Section 3. Devotion of Time; Additional Activities.
(a) The Manager and its Affiliates will provide the Company with a management team, including a chief executive officer, chief financial officer and other appropriate support personnel, to provide the management services to be provided by the Manager to the Company hereunder. None of the officers, employees or other personnel of the Manager initially will be dedicated exclusively to the Company, nor is the Manager or its personnel obligated to dedicate any specific portion of its or their time to the Company (other than such portion of their time as is necessary and appropriate, commensurate with the level of activity of the Company from time to time, for the Manager to perform its services under this Agreement). If it so chooses, the Company may hire dedicated employees in the future and will be responsible for any such employee’s salary and other compensation.
(b) Nothing in this Agreement shall (i) prevent the Manager, MRECS or any of their respective Affiliates, officers, directors, employees or personnel, from engaging in other businesses or from rendering services of any kind to any other Person, including investing in, or rendering advisory services to others investing in, any type of business (including acquisitions of assets that meet the principal objectives of the Company but not a business the primary purpose of which is to invest in assets that meet the Guidelines) or (ii) in any way bind or restrict the Manager, MRECS or any of their respective Affiliates, officers, directors, employees or personnel from buying, selling or trading any securities or assets for their own accounts or for the account of others for whom the Manager, MRECS or any of their respective Affiliates, officers, directors, employees or personnel may be acting.
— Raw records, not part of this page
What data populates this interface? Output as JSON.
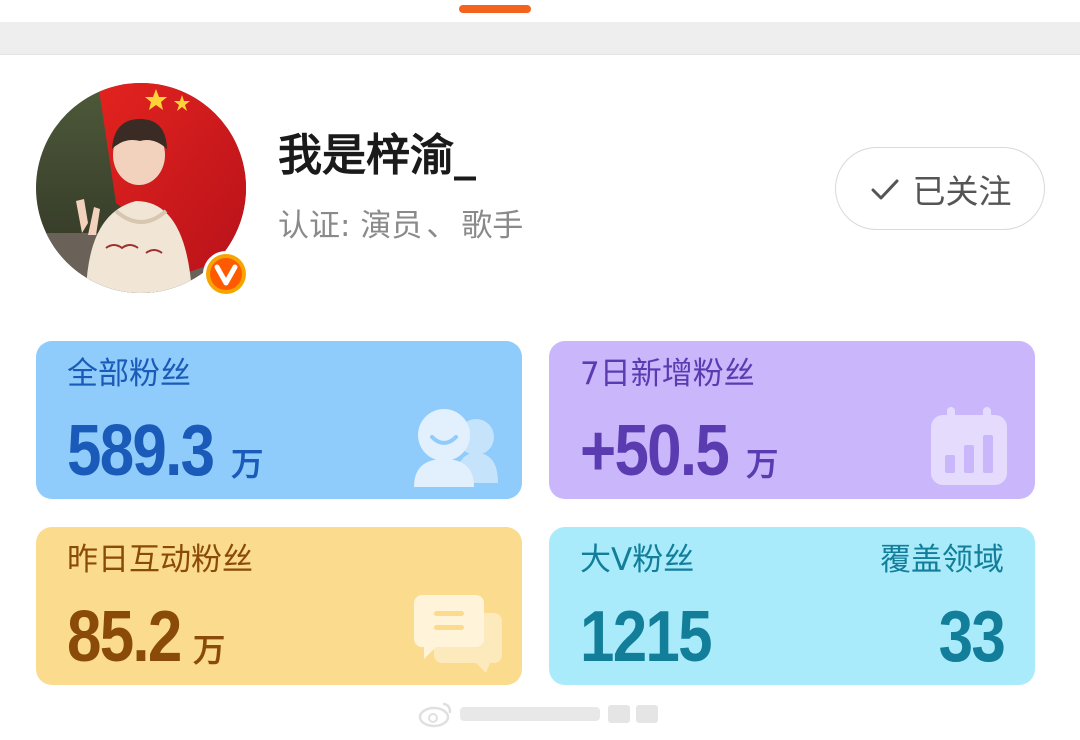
{
  "colors": {
    "accent": "#f4631e",
    "fans_card_bg": "#8fcbfb",
    "fans_text": "#1a5ab8",
    "new_card_bg": "#c9b6fb",
    "new_text": "#5b3bb0",
    "interact_card_bg": "#fbdb8d",
    "interact_text": "#8a4a09",
    "bigv_card_bg": "#a9ebfa",
    "bigv_text": "#127e9a"
  },
  "profile": {
    "name": "我是梓渝_",
    "verification_label": "认证:",
    "verification_roles": [
      "演员",
      "歌手"
    ],
    "verification_separator": "、",
    "verified_badge_icon": "orange-v-badge-icon"
  },
  "follow_button": {
    "label": "已关注",
    "icon": "checkmark-icon"
  },
  "stats": {
    "total_fans": {
      "label": "全部粉丝",
      "value": "589.3",
      "unit": "万",
      "icon": "smiley-people-icon"
    },
    "new_fans_7d": {
      "label": "7日新增粉丝",
      "value": "+50.5",
      "unit": "万",
      "icon": "calendar-chart-icon"
    },
    "interactive_fans_yesterday": {
      "label": "昨日互动粉丝",
      "value": "85.2",
      "unit": "万",
      "icon": "chat-bubbles-icon"
    },
    "big_v_fans": {
      "label": "大V粉丝",
      "value": "1215"
    },
    "coverage_fields": {
      "label": "覆盖领域",
      "value": "33"
    }
  }
}
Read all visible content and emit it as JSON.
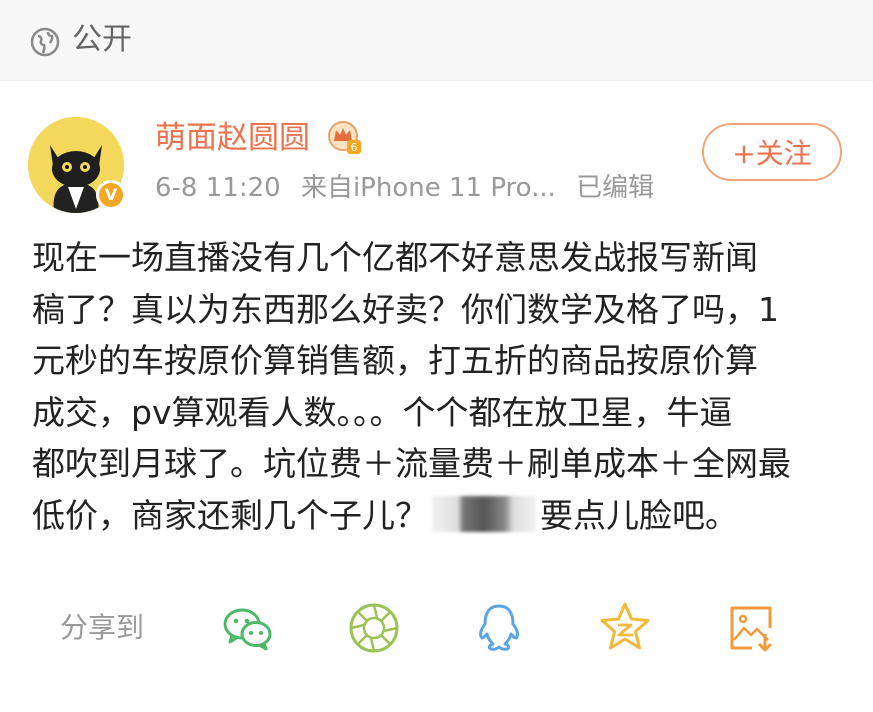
{
  "privacy": {
    "label": "公开",
    "icon": "globe-icon"
  },
  "author": {
    "name": "萌面赵圆圆",
    "verified_mark": "V",
    "vip_badge_icon": "crown-badge-icon",
    "vip_level": "6"
  },
  "meta": {
    "time": "6-8 11:20",
    "source": "来自iPhone 11 Pro...",
    "edited": "已编辑"
  },
  "follow_button": {
    "label": "+关注"
  },
  "post": {
    "lines": [
      "现在一场直播没有几个亿都不好意思发战报写新闻",
      "稿了？真以为东西那么好卖？你们数学及格了吗，1",
      "元秒的车按原价算销售额，打五折的商品按原价算",
      "成交，pv算观看人数。。。个个都在放卫星，牛逼",
      "都吹到月球了。坑位费＋流量费＋刷单成本＋全网最"
    ],
    "last_line_before": "低价，商家还剩几个子儿？",
    "last_line_after": "要点儿脸吧。"
  },
  "share": {
    "label": "分享到",
    "icons": [
      "wechat-icon",
      "moments-icon",
      "qq-icon",
      "qzone-icon",
      "save-image-icon"
    ]
  },
  "colors": {
    "accent": "#eb7350",
    "wechat": "#4cb868",
    "moments": "#9bc255",
    "qq": "#5aa4e6",
    "qzone": "#f5b93a",
    "save": "#f29a38"
  }
}
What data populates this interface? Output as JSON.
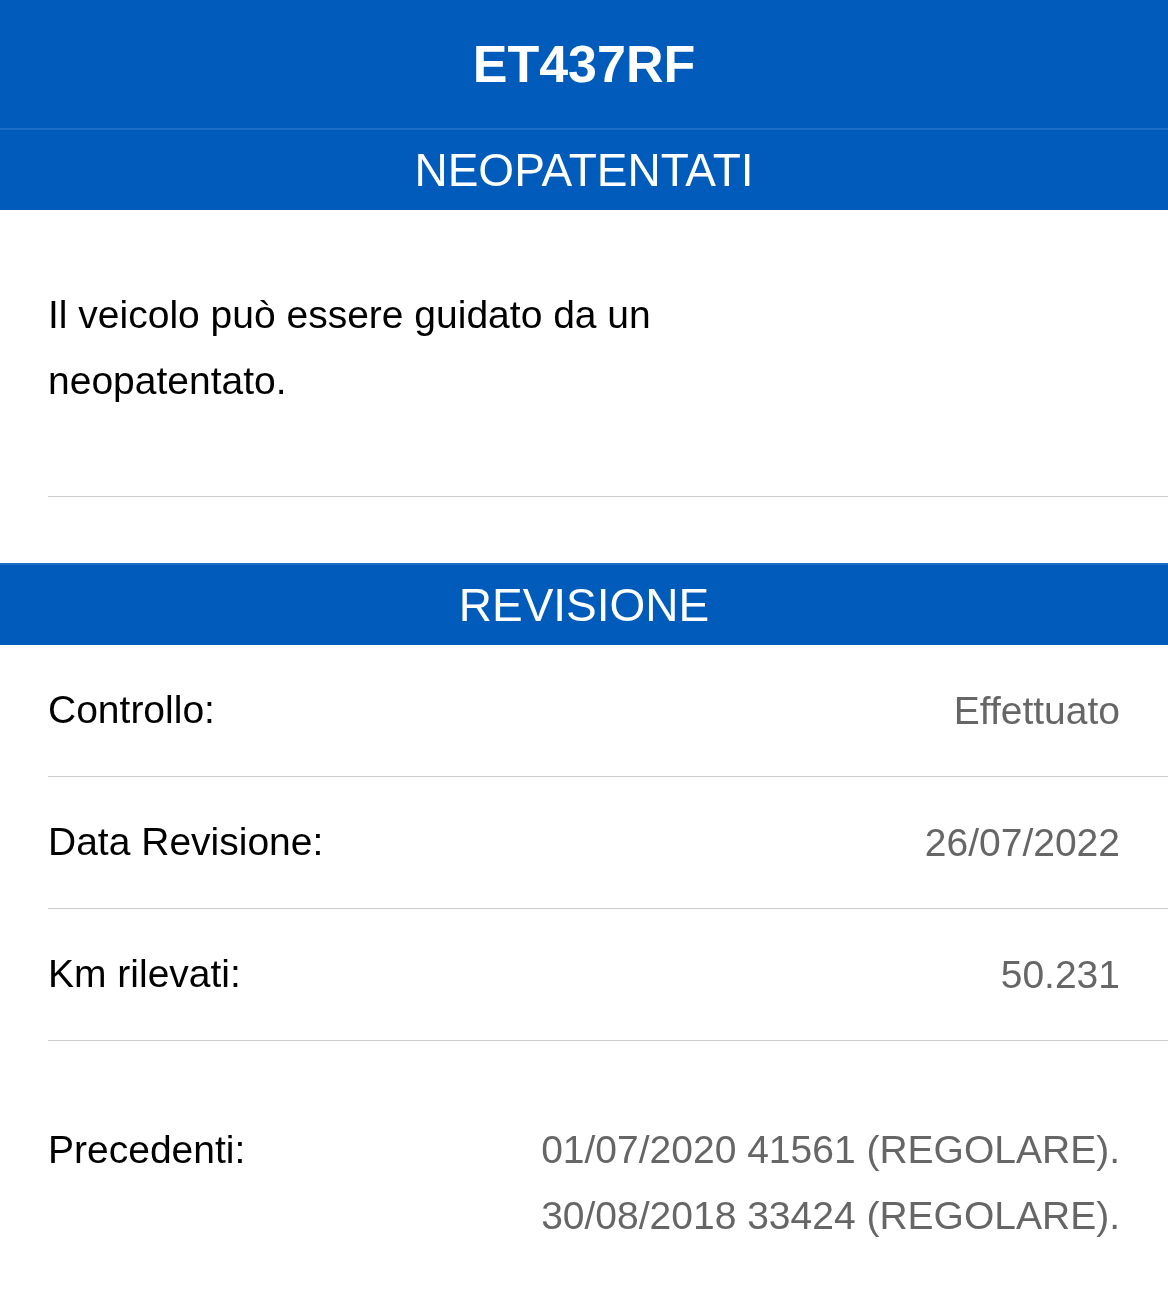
{
  "title": "ET437RF",
  "sections": [
    {
      "heading": "NEOPATENTATI",
      "kind": "text",
      "text": "Il veicolo può essere guidato da un neopatentato."
    },
    {
      "heading": "REVISIONE",
      "kind": "fields",
      "rows": [
        {
          "label": "Controllo:",
          "value_lines": [
            "Effettuato"
          ]
        },
        {
          "label": "Data Revisione:",
          "value_lines": [
            "26/07/2022"
          ]
        },
        {
          "label": "Km rilevati:",
          "value_lines": [
            "50.231"
          ]
        },
        {
          "label": "Precedenti:",
          "value_lines": [
            "01/07/2020 41561 (REGOLARE).",
            "30/08/2018 33424 (REGOLARE)."
          ]
        }
      ]
    }
  ]
}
When making decisions where a conflict of interest may arise, the Manager will endeavor to allocate acquisition and financing opportunities in a fair and equitable manner over time as between the Company and the Manager’s other funds and clients, in accordance with MRECS’s then prevailing policies and procedures with respect to conflicts resolution among MRECS’s and MRECS’s Affiliates’ managed investment vehicles or accounts. While information and recommendations supplied to the Company shall, in the Manager’s reasonable and good faith judgment, be appropriate under the circumstances and in light of the investment objectives, policies and strategies of the Company, they may be different from the information and recommendations supplied by the Manager, MRECS or any of their respective Affiliates to their other managed investment vehicles or accounts.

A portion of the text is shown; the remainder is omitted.